和風の家にこだわった健一さん。それに対し、洋風の家に暮らしたいと言った美千代さん。この相反する難題を受け入れたのが、建築家と施主が共に考えて家を創る会社、『建築ネットワーク』だ。
まず、玄関に一歩入ると、そこは情緒あふれる“和”の空間。白い塗り壁と、吹き抜けの高い天井に黒光りする梁が渡され、なんとも趣き深い。続く和室、洗面や風呂場も民芸調の和テイストだ。ところが、廊下の先にある扉を開けると、飛び込んで来るのは、一転して明るい光あふれる“洋”のLDK。無垢のフローリングに薪ストーブが置かれたナチュラルなスペースが広がる。それでも違和感なくなじめるのは、どちらの空間にも建て直す前の旧家を支えてきた梁を使っているため。同じ素材を生かすことで、2つの異なる空間に連続性を持たせた、見事な職人技が光る。これぞ建築家と建てた家ならではの醍醐味だろう。
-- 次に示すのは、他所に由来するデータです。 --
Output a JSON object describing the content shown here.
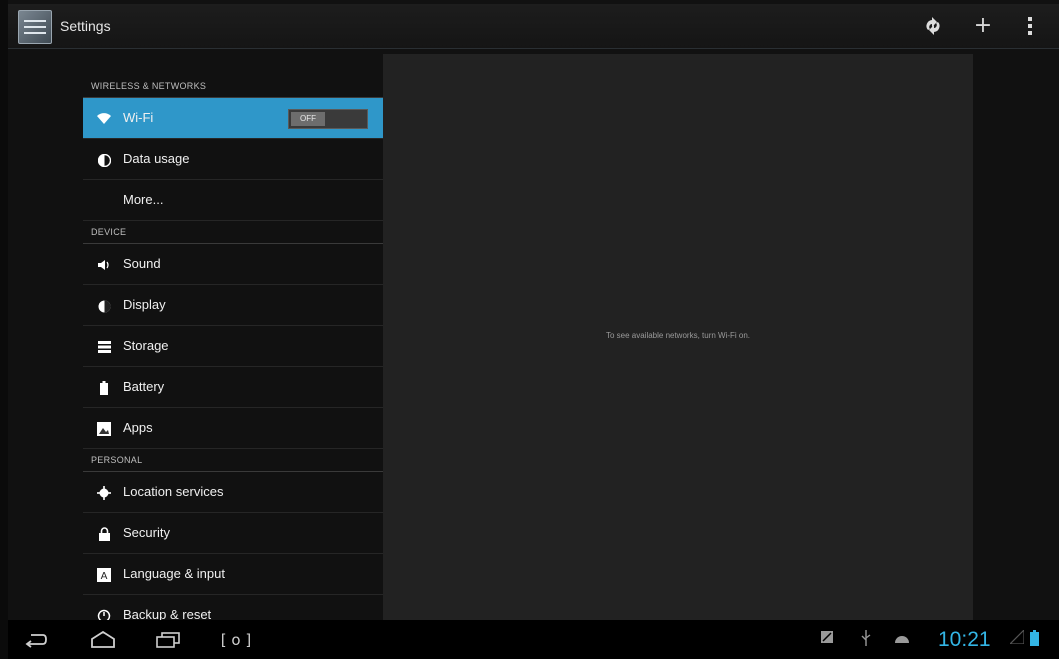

もちろん、暮らしやすさも忘れてはいない。子供が独立した後を考え、夫婦の生活スペースは1階にまとめて動線をシンプルに。室内はバリアフリー、扉は玄関から全て引き戸にして、歳を重ねても快適に暮らせる工夫が施してある。落ち着いた空間そしてこの使い勝手の良さも、H邸の大きな魅力となっている。